The reason that we can say that the 9 must be True in this puzzle is that a convention is being followed : if a puzzle maker doesn't say anything about the uniqueness of the puzzle, we are entitled to assume that the puzzle has a unique solution, so the MUG state must have no solutions for the puzzle in question.
Leren

No danger of being a PITN...please continue to keep us honest!
FWIW, to those interested, here's a link to a nice MUG discussion:
http://forum.enjoysudoku.com/forming-mugs-from-bug-lite-composites-t3210.html

SteveC

[Leren]

Code: Select all

35    53
73    37
57    75


Steve, these two arrangements are possible. There are thus 2 solutions if r9c5 <> 9.
Phil

Thanks, Phil. Senior moment. I see it now.

I can't resist having one more PNIN moment. Hi Steve, as you can apparently see that there are 2 solutions if r9c5 <> 9, perhaps you can show them to us.

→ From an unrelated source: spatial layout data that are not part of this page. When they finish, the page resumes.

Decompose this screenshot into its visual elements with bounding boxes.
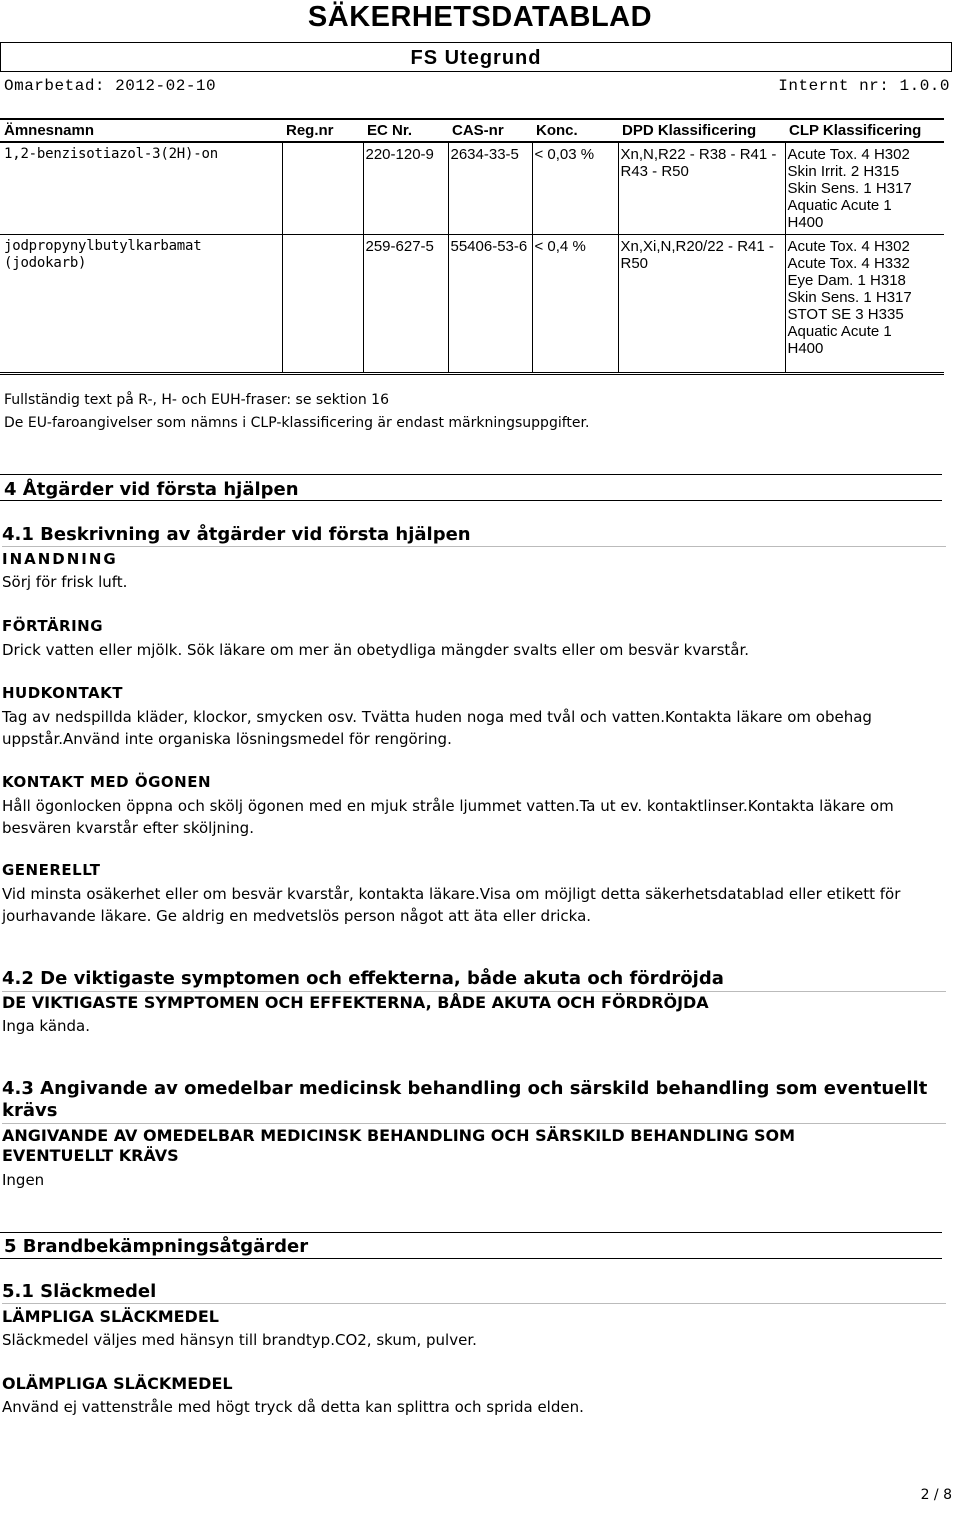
table-row: [0, 234, 944, 373]
text-general: Vid minsta osäkerhet eller om besvär kvarstår, kontakta läkare.Visa om möjligt detta säkerhetsdatablad eller etikett för jourhavande läkare. Ge aldrig en medvetslös person något att äta eller dricka.: [2, 885, 901, 925]
text-4-3: Ingen: [2, 1171, 45, 1189]
reg-number: [282, 142, 363, 234]
col-header-reg: Reg.nr: [282, 119, 363, 142]
label-skin-contact: HUDKONTAKT: [2, 684, 123, 702]
clp-line: Eye Dam. 1 H318: [787, 271, 906, 289]
col-header-cas: CAS-nr: [448, 119, 532, 142]
clp-line: H400: [787, 339, 824, 357]
col-header-name: Ämnesnamn: [0, 119, 282, 142]
clp-line: Acute Tox. 4 H302: [787, 237, 910, 255]
dpd-classification: Xn,N,R22 - R38 - R41 - R43 - R50: [618, 142, 785, 234]
ingredients-table: [0, 118, 944, 375]
subsection-5-1-title: 5.1 Släckmedel: [2, 1281, 157, 1302]
clp-line: Acute Tox. 4 H332: [787, 254, 910, 272]
text-4-2: Inga kända.: [2, 1017, 91, 1035]
subsection-4-2-title: 4.2 De viktigaste symptomen och effekterna, både akuta och fördröjda: [2, 968, 724, 989]
section-4-title: 4 Åtgärder vid första hjälpen: [4, 479, 299, 500]
text-ingestion: Drick vatten eller mjölk. Sök läkare om mer än obetydliga mängder svalts eller om besvär kvarstår.: [2, 641, 750, 659]
subsection-4-1-title: 4.1 Beskrivning av åtgärder vid första hjälpen: [2, 524, 471, 545]
clp-line: Skin Irrit. 2 H315: [787, 163, 900, 180]
subsection-rule: [2, 1123, 946, 1124]
meta-row: [4, 76, 950, 96]
label-inhalation: INANDNING: [2, 550, 118, 568]
subsection-rule: [2, 991, 946, 992]
revised-date: Omarbetad: 2012-02-10: [4, 77, 217, 95]
substance-name: jodpropynylbutylkarbamat (jodokarb): [0, 234, 282, 373]
text-inhalation: Sörj för frisk luft.: [2, 573, 128, 591]
clp-line: Aquatic Acute 1: [787, 322, 892, 340]
subsection-rule: [2, 546, 946, 547]
text-suitable-media: Släckmedel väljes med hänsyn till brandtyp.CO2, skum, pulver.: [2, 1331, 477, 1349]
clp-line: Skin Sens. 1 H317: [787, 180, 912, 197]
note-eu-hazards: De EU-faroangivelser som nämns i CLP-klassificering är endast märkningsuppgifter.: [4, 415, 590, 431]
clp-line: Acute Tox. 4 H302: [787, 146, 910, 163]
cas-number: 2634-33-5: [448, 142, 532, 234]
col-header-ec: EC Nr.: [363, 119, 448, 142]
subsection-4-3-title: 4.3 Angivande av omedelbar medicinsk behandling och särskild behandling som eventuellt krävs: [2, 1078, 928, 1121]
document-title: SÄKERHETSDATABLAD: [307, 1, 653, 33]
subsection-rule: [2, 1303, 946, 1304]
reg-number: [282, 234, 363, 373]
label-ingestion: FÖRTÄRING: [2, 617, 104, 635]
ec-number: 259-627-5: [363, 234, 448, 373]
section-rule: [0, 500, 942, 501]
ec-number: 220-120-9: [363, 142, 448, 234]
section-rule: [0, 474, 942, 475]
concentration: < 0,4 %: [532, 234, 618, 373]
clp-line: STOT SE 3 H335: [787, 305, 904, 323]
clp-line: Aquatic Acute 1: [787, 197, 892, 214]
table-row: [0, 142, 944, 234]
internal-number: Internt nr: 1.0.0: [778, 77, 950, 95]
section-5-title: 5 Brandbekämpningsåtgärder: [4, 1236, 309, 1257]
substance-name: 1,2-benzisotiazol-3(2H)-on: [0, 142, 282, 234]
section-rule: [0, 1258, 942, 1259]
product-name: FS Utegrund: [0, 42, 952, 72]
clp-classification: [785, 142, 944, 234]
clp-line: Skin Sens. 1 H317: [787, 288, 912, 306]
label-suitable-media: LÄMPLIGA SLÄCKMEDEL: [2, 1307, 219, 1326]
text-skin-contact: Tag av nedspillda kläder, klockor, smycken osv. Tvätta huden noga med tvål och vatten.Kontakta läkare om obehag uppstår.Använd inte organiska lösningsmedel för rengöring.: [2, 708, 872, 748]
subsection-4-2-caps: DE VIKTIGASTE SYMPTOMEN OCH EFFEKTERNA, BÅDE AKUTA OCH FÖRDRÖJDA: [2, 993, 709, 1012]
clp-line: H400: [787, 214, 824, 231]
section-rule: [0, 1232, 942, 1233]
concentration: < 0,03 %: [532, 142, 618, 234]
clp-classification: [785, 234, 944, 373]
page-number: 2 / 8: [920, 1487, 952, 1503]
note-full-text: Fullständig text på R-, H- och EUH-fraser: se sektion 16: [4, 392, 389, 408]
cas-number: 55406-53-6: [448, 234, 532, 373]
label-general: GENERELLT: [2, 861, 101, 879]
col-header-clp: CLP Klassificering: [785, 119, 944, 142]
text-eye-contact: Håll ögonlocken öppna och skölj ögonen med en mjuk stråle ljummet vatten.Ta ut ev. kontaktlinser.Kontakta läkare om besvären kvarstår efter sköljning.: [2, 797, 894, 837]
col-header-conc: Konc.: [532, 119, 618, 142]
dpd-classification: Xn,Xi,N,R20/22 - R41 - R50: [618, 234, 785, 373]
subsection-4-3-caps: ANGIVANDE AV OMEDELBAR MEDICINSK BEHANDLING OCH SÄRSKILD BEHANDLING SOM EVENTUELLT KRÄVS: [2, 1126, 796, 1165]
col-header-dpd: DPD Klassificering: [618, 119, 785, 142]
text-unsuitable-media: Använd ej vattenstråle med högt tryck då detta kan splittra och sprida elden.: [2, 1398, 584, 1416]
label-eye-contact: KONTAKT MED ÖGONEN: [2, 773, 212, 791]
label-unsuitable-media: OLÄMPLIGA SLÄCKMEDEL: [2, 1374, 233, 1393]
table-header-row: [0, 119, 944, 142]
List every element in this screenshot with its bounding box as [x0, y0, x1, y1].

I gave it a bit of a go myself. I manually removed 9 from r9c5 and forced the puzzle into the first of the UR cell arrangements.

This was my solver's "solution".

Code: Select all

*--------------------------*
| 1 3 4  | 9 8 7  | 2 0 6  |
| 7 6 8  | 4 2 1  | 5 3 9  |
| 9 0 2  | 3 5 6  | 8 7 4  |
|--------+--------+--------|
| 3 7 6  | 2 4 5  | 9 8 1  |
| 8 4 1  | 7 3 9  | 6 5 2  |
| 2 9 5  | 1 6 8  | 3 4 7  |
|--------+--------+--------|
| 6 1 3  | 8 9 4  | 7 2 5  |
| 5 8 7  | 6 1 2  | 4 9 3  |
| 4 2 9  | 5 7 3  | 1 6 8  |
*--------------------------*

You'll note that r1c8 and r3c2 have 0 in them - that means there are no candidates left to put into these cells. Maybe you'll have better luck.

Leren

[SteveG48]

Code: Select all

35    53
73    37
57    75


Steve, these two arrangements are possible. There are thus 2 solutions if r9c5 <> 9.
Phil

Thanks, Phil. Senior moment. I see it now.

I can't resist having one more PNIN moment. Hi Steve, as you can apparently see that there are 2 solutions if r9c5 <> 9, perhaps you can show them to us.

I gave it a bit of a go myself. I manually removed 9 from r9c5 and forced the puzzle into the first of the UR cell arrangements.

This was my solver's "solution".

Code: Select all

*--------------------------*
| 1 3 4  | 9 8 7  | 2 0 6  |
| 7 6 8  | 4 2 1  | 5 3 9  |
| 9 0 2  | 3 5 6  | 8 7 4  |
|--------+--------+--------|
| 3 7 6  | 2 4 5  | 9 8 1  |
| 8 4 1  | 7 3 9  | 6 5 2  |
| 2 9 5  | 1 6 8  | 3 4 7  |
|--------+--------+--------|
| 6 1 3  | 8 9 4  | 7 2 5  |
| 5 8 7  | 6 1 2  | 4 9 3  |
| 4 2 9  | 5 7 3  | 1 6 8  |
*--------------------------*

You'll note that r1c8 and r3c2 have 0 in them - that means there are no candidates left to put into these cells. Maybe you'll have better luck.

Leren

Not quite. I don't see that there are 2 solutions if r9c5 <> 9. I see that if there is at least one solution with r9c5 <> 9, then there must be at least 2 solutions. A subtle distinction, but crucial. As you've shown, there are no solutions if r9c5 <> 9. This is what we expect, since we've assumed from the beginning that it's a proper puzzle with a unique solution. That's the basis of Phil's elimination, and all eliminations involving uniqueness arguments.